Y en el siglo IV, San Atanasio de Alejandría (295–373 d. C.) explicó que “[Dios] se hizo carne para que pudiéramos ser capacitados para ser hechos dioses.”
Durante varios siglos, esta verdad doctrinal sobrevivió, pero finalmente la apostasía hizo su efecto, y esta doctrina en su pureza y amplitud se perdió. La doctrina del potencial de divinidad del hombre tal como fue enseñada por el Profeta José Smith no fue su invención, no fue su creación, no fue ideada por una mente fértil. Fue simplemente y únicamente una restauración de una gloriosa verdad que había sido enseñada en las Escrituras y por muchos primeros escritores cristianos de la Iglesia primitiva.
Poetas y autores
El tercer testigo, poetas y autores inspirados. Podemos recurrir a la sabiduría de poetas y autores seleccionados que son hombres de integridad e intuición espiritual. Fue C. S. Lewis quien una y otra vez reafirmó esta proposición divina:
«Es algo serio vivir en una sociedad de posibles dioses y diosas, recordar que la persona más aburrida y desinteresante con la que hablas puede llegar a ser un día una criatura que. . . estarías fuertemente tentado a adorar. . . . No hay personas ordinarias.»
Qué razón tenía. No hay personas ordinarias, solo potenciales dioses y diosas en nuestro medio.
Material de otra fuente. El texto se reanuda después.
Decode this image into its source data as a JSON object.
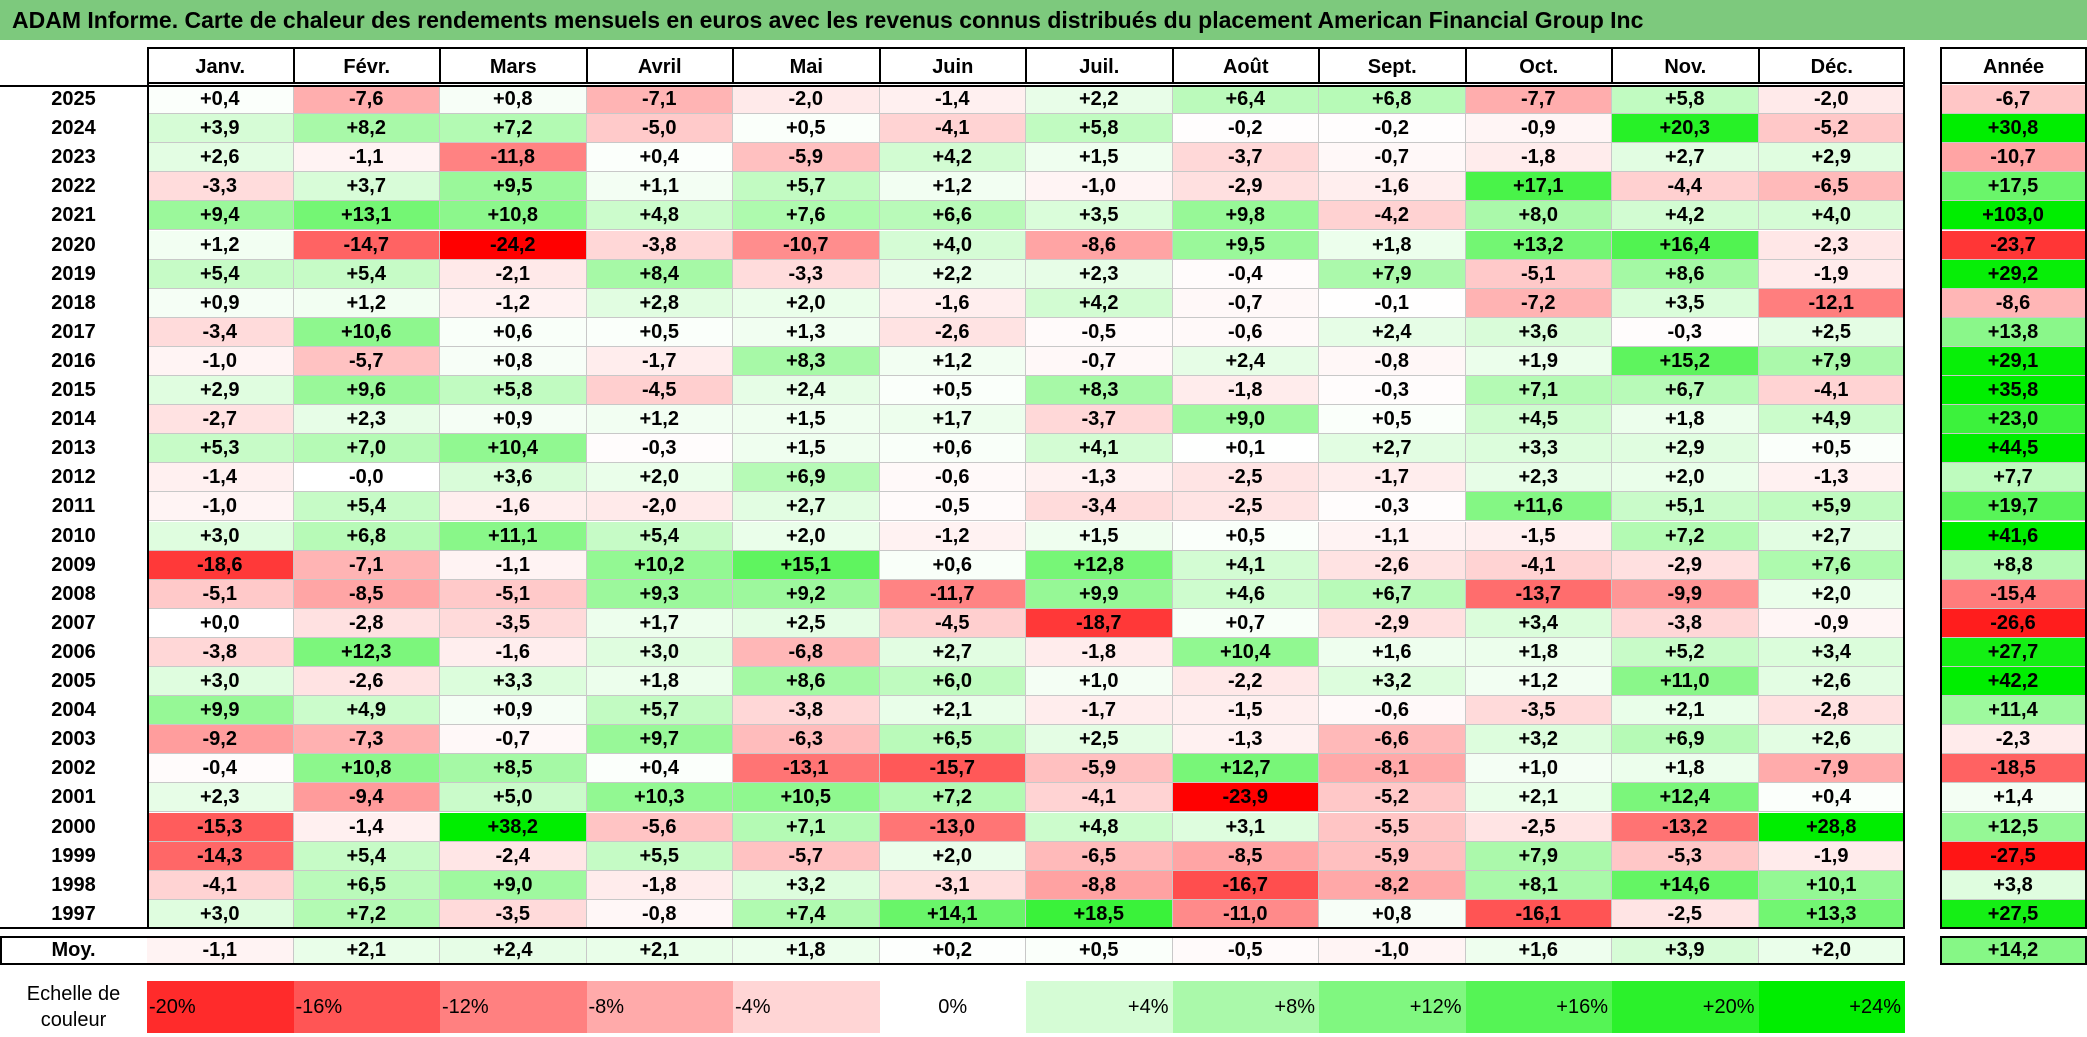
{
  "title": "ADAM Informe. Carte de chaleur des rendements mensuels en euros avec les revenus connus distribués du placement American Financial Group Inc",
  "chart_data": {
    "type": "heatmap",
    "title": "ADAM Informe. Carte de chaleur des rendements mensuels en euros avec les revenus connus distribués du placement American Financial Group Inc",
    "columns": [
      "Janv.",
      "Févr.",
      "Mars",
      "Avril",
      "Mai",
      "Juin",
      "Juil.",
      "Août",
      "Sept.",
      "Oct.",
      "Nov.",
      "Déc."
    ],
    "year_column_label": "Année",
    "rows": [
      {
        "year": "2025",
        "values": [
          "+0,4",
          "-7,6",
          "+0,8",
          "-7,1",
          "-2,0",
          "-1,4",
          "+2,2",
          "+6,4",
          "+6,8",
          "-7,7",
          "+5,8",
          "-2,0"
        ],
        "annual": "-6,7"
      },
      {
        "year": "2024",
        "values": [
          "+3,9",
          "+8,2",
          "+7,2",
          "-5,0",
          "+0,5",
          "-4,1",
          "+5,8",
          "-0,2",
          "-0,2",
          "-0,9",
          "+20,3",
          "-5,2"
        ],
        "annual": "+30,8"
      },
      {
        "year": "2023",
        "values": [
          "+2,6",
          "-1,1",
          "-11,8",
          "+0,4",
          "-5,9",
          "+4,2",
          "+1,5",
          "-3,7",
          "-0,7",
          "-1,8",
          "+2,7",
          "+2,9"
        ],
        "annual": "-10,7"
      },
      {
        "year": "2022",
        "values": [
          "-3,3",
          "+3,7",
          "+9,5",
          "+1,1",
          "+5,7",
          "+1,2",
          "-1,0",
          "-2,9",
          "-1,6",
          "+17,1",
          "-4,4",
          "-6,5"
        ],
        "annual": "+17,5"
      },
      {
        "year": "2021",
        "values": [
          "+9,4",
          "+13,1",
          "+10,8",
          "+4,8",
          "+7,6",
          "+6,6",
          "+3,5",
          "+9,8",
          "-4,2",
          "+8,0",
          "+4,2",
          "+4,0"
        ],
        "annual": "+103,0"
      },
      {
        "year": "2020",
        "values": [
          "+1,2",
          "-14,7",
          "-24,2",
          "-3,8",
          "-10,7",
          "+4,0",
          "-8,6",
          "+9,5",
          "+1,8",
          "+13,2",
          "+16,4",
          "-2,3"
        ],
        "annual": "-23,7"
      },
      {
        "year": "2019",
        "values": [
          "+5,4",
          "+5,4",
          "-2,1",
          "+8,4",
          "-3,3",
          "+2,2",
          "+2,3",
          "-0,4",
          "+7,9",
          "-5,1",
          "+8,6",
          "-1,9"
        ],
        "annual": "+29,2"
      },
      {
        "year": "2018",
        "values": [
          "+0,9",
          "+1,2",
          "-1,2",
          "+2,8",
          "+2,0",
          "-1,6",
          "+4,2",
          "-0,7",
          "-0,1",
          "-7,2",
          "+3,5",
          "-12,1"
        ],
        "annual": "-8,6"
      },
      {
        "year": "2017",
        "values": [
          "-3,4",
          "+10,6",
          "+0,6",
          "+0,5",
          "+1,3",
          "-2,6",
          "-0,5",
          "-0,6",
          "+2,4",
          "+3,6",
          "-0,3",
          "+2,5"
        ],
        "annual": "+13,8"
      },
      {
        "year": "2016",
        "values": [
          "-1,0",
          "-5,7",
          "+0,8",
          "-1,7",
          "+8,3",
          "+1,2",
          "-0,7",
          "+2,4",
          "-0,8",
          "+1,9",
          "+15,2",
          "+7,9"
        ],
        "annual": "+29,1"
      },
      {
        "year": "2015",
        "values": [
          "+2,9",
          "+9,6",
          "+5,8",
          "-4,5",
          "+2,4",
          "+0,5",
          "+8,3",
          "-1,8",
          "-0,3",
          "+7,1",
          "+6,7",
          "-4,1"
        ],
        "annual": "+35,8"
      },
      {
        "year": "2014",
        "values": [
          "-2,7",
          "+2,3",
          "+0,9",
          "+1,2",
          "+1,5",
          "+1,7",
          "-3,7",
          "+9,0",
          "+0,5",
          "+4,5",
          "+1,8",
          "+4,9"
        ],
        "annual": "+23,0"
      },
      {
        "year": "2013",
        "values": [
          "+5,3",
          "+7,0",
          "+10,4",
          "-0,3",
          "+1,5",
          "+0,6",
          "+4,1",
          "+0,1",
          "+2,7",
          "+3,3",
          "+2,9",
          "+0,5"
        ],
        "annual": "+44,5"
      },
      {
        "year": "2012",
        "values": [
          "-1,4",
          "-0,0",
          "+3,6",
          "+2,0",
          "+6,9",
          "-0,6",
          "-1,3",
          "-2,5",
          "-1,7",
          "+2,3",
          "+2,0",
          "-1,3"
        ],
        "annual": "+7,7"
      },
      {
        "year": "2011",
        "values": [
          "-1,0",
          "+5,4",
          "-1,6",
          "-2,0",
          "+2,7",
          "-0,5",
          "-3,4",
          "-2,5",
          "-0,3",
          "+11,6",
          "+5,1",
          "+5,9"
        ],
        "annual": "+19,7"
      },
      {
        "year": "2010",
        "values": [
          "+3,0",
          "+6,8",
          "+11,1",
          "+5,4",
          "+2,0",
          "-1,2",
          "+1,5",
          "+0,5",
          "-1,1",
          "-1,5",
          "+7,2",
          "+2,7"
        ],
        "annual": "+41,6"
      },
      {
        "year": "2009",
        "values": [
          "-18,6",
          "-7,1",
          "-1,1",
          "+10,2",
          "+15,1",
          "+0,6",
          "+12,8",
          "+4,1",
          "-2,6",
          "-4,1",
          "-2,9",
          "+7,6"
        ],
        "annual": "+8,8"
      },
      {
        "year": "2008",
        "values": [
          "-5,1",
          "-8,5",
          "-5,1",
          "+9,3",
          "+9,2",
          "-11,7",
          "+9,9",
          "+4,6",
          "+6,7",
          "-13,7",
          "-9,9",
          "+2,0"
        ],
        "annual": "-15,4"
      },
      {
        "year": "2007",
        "values": [
          "+0,0",
          "-2,8",
          "-3,5",
          "+1,7",
          "+2,5",
          "-4,5",
          "-18,7",
          "+0,7",
          "-2,9",
          "+3,4",
          "-3,8",
          "-0,9"
        ],
        "annual": "-26,6"
      },
      {
        "year": "2006",
        "values": [
          "-3,8",
          "+12,3",
          "-1,6",
          "+3,0",
          "-6,8",
          "+2,7",
          "-1,8",
          "+10,4",
          "+1,6",
          "+1,8",
          "+5,2",
          "+3,4"
        ],
        "annual": "+27,7"
      },
      {
        "year": "2005",
        "values": [
          "+3,0",
          "-2,6",
          "+3,3",
          "+1,8",
          "+8,6",
          "+6,0",
          "+1,0",
          "-2,2",
          "+3,2",
          "+1,2",
          "+11,0",
          "+2,6"
        ],
        "annual": "+42,2"
      },
      {
        "year": "2004",
        "values": [
          "+9,9",
          "+4,9",
          "+0,9",
          "+5,7",
          "-3,8",
          "+2,1",
          "-1,7",
          "-1,5",
          "-0,6",
          "-3,5",
          "+2,1",
          "-2,8"
        ],
        "annual": "+11,4"
      },
      {
        "year": "2003",
        "values": [
          "-9,2",
          "-7,3",
          "-0,7",
          "+9,7",
          "-6,3",
          "+6,5",
          "+2,5",
          "-1,3",
          "-6,6",
          "+3,2",
          "+6,9",
          "+2,6"
        ],
        "annual": "-2,3"
      },
      {
        "year": "2002",
        "values": [
          "-0,4",
          "+10,8",
          "+8,5",
          "+0,4",
          "-13,1",
          "-15,7",
          "-5,9",
          "+12,7",
          "-8,1",
          "+1,0",
          "+1,8",
          "-7,9"
        ],
        "annual": "-18,5"
      },
      {
        "year": "2001",
        "values": [
          "+2,3",
          "-9,4",
          "+5,0",
          "+10,3",
          "+10,5",
          "+7,2",
          "-4,1",
          "-23,9",
          "-5,2",
          "+2,1",
          "+12,4",
          "+0,4"
        ],
        "annual": "+1,4"
      },
      {
        "year": "2000",
        "values": [
          "-15,3",
          "-1,4",
          "+38,2",
          "-5,6",
          "+7,1",
          "-13,0",
          "+4,8",
          "+3,1",
          "-5,5",
          "-2,5",
          "-13,2",
          "+28,8"
        ],
        "annual": "+12,5"
      },
      {
        "year": "1999",
        "values": [
          "-14,3",
          "+5,4",
          "-2,4",
          "+5,5",
          "-5,7",
          "+2,0",
          "-6,5",
          "-8,5",
          "-5,9",
          "+7,9",
          "-5,3",
          "-1,9"
        ],
        "annual": "-27,5"
      },
      {
        "year": "1998",
        "values": [
          "-4,1",
          "+6,5",
          "+9,0",
          "-1,8",
          "+3,2",
          "-3,1",
          "-8,8",
          "-16,7",
          "-8,2",
          "+8,1",
          "+14,6",
          "+10,1"
        ],
        "annual": "+3,8"
      },
      {
        "year": "1997",
        "values": [
          "+3,0",
          "+7,2",
          "-3,5",
          "-0,8",
          "+7,4",
          "+14,1",
          "+18,5",
          "-11,0",
          "+0,8",
          "-16,1",
          "-2,5",
          "+13,3"
        ],
        "annual": "+27,5"
      }
    ],
    "average_label": "Moy.",
    "averages": [
      "-1,1",
      "+2,1",
      "+2,4",
      "+2,1",
      "+1,8",
      "+0,2",
      "+0,5",
      "-0,5",
      "-1,0",
      "+1,6",
      "+3,9",
      "+2,0"
    ],
    "average_annual": "+14,2",
    "scale_label": [
      "Echelle de",
      "couleur"
    ],
    "scale": [
      {
        "label": "-20%",
        "value": -20
      },
      {
        "label": "-16%",
        "value": -16
      },
      {
        "label": "-12%",
        "value": -12
      },
      {
        "label": "-8%",
        "value": -8
      },
      {
        "label": "-4%",
        "value": -4
      },
      {
        "label": "0%",
        "value": 0
      },
      {
        "label": "+4%",
        "value": 4
      },
      {
        "label": "+8%",
        "value": 8
      },
      {
        "label": "+12%",
        "value": 12
      },
      {
        "label": "+16%",
        "value": 16
      },
      {
        "label": "+20%",
        "value": 20
      },
      {
        "label": "+24%",
        "value": 24
      }
    ],
    "colors": {
      "negative": "#ff0000",
      "neutral": "#ffffff",
      "positive": "#00ee00",
      "title_bar": "#7dc97d"
    }
  }
}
Fue Victor Hugo, ese autor magistral, quien dijo: “La sed de lo infinito prueba la infinitud.” Qué pensamiento tan poderoso y sublime. Quizás la sed de la divinidad también prueba la divinidad. ¿El Dios que tú y yo conocemos plantaría la visión y el deseo de divinidad en el alma de un hombre y luego lo frustraría en su capacidad para alcanzarla? Shakespeare tuvo un destello de esta visión, porque, al hablar a través de los labios de Hamlet, dijo:
«¡Qué obra maestra es el hombre! ¡Qué noble en la razón! ¡qué infinito en facultades! en forma y movimiento, ¡qué expresivo y admirable! en acción, ¡cómo un ángel! en comprensión, ¡cómo un dios!»
La visión de Robert Browning, que tan a menudo penetraba el velo mortal, lo hizo una vez más en estos versos de su poema Rabbi Ben Ezra:
«La lucha de la vida ha alcanzado hasta aquí su término.
De allí pasaré, aprobado.
Un hombre, para siempre alejado del bruto desarrollado—un dios, aunque en el germen.»
Este poeta perspicaz vio las semillas y el germen de la divinidad en cada hombre.
Lógica
El cuarto testigo es el poder de la lógica. ¿Acaso las leyes de la ciencia no nos enseñan que lo semejante engendra lo semejante, cada uno según su especie? La ciencia nos ha enseñado que un complejo código genético transferido de padre a hijo es responsable de que el hijo adquiera los atributos físicos de sus padres. Si esto es así, ¿es ilógico asumir que la descendencia espiritual recibe un código espiritual que les otorga las características divinas y el potencial de su padre, Dios, convirtiéndolos así en dioses en embrión? No, es simplemente el cumplimiento de la ley de que lo semejante engendra lo semejante. Esta es la misma verdad enseñada por el profeta Lorenzo Snow:
«Fuimos creados a la imagen de Dios nuestro Padre; Él nos engendró semejantes a Él. En la composición de nuestra organización espiritual se encuentra la naturaleza de la Deidad. En nuestro nacimiento espiritual, nuestro Padre nos transmitió las capacidades, poderes y facultades que Él poseía, tanto así como el niño en el seno de su madre posee, aunque en un estado no desarrollado, las facultades, poderes y susceptibilidades de sus padres.»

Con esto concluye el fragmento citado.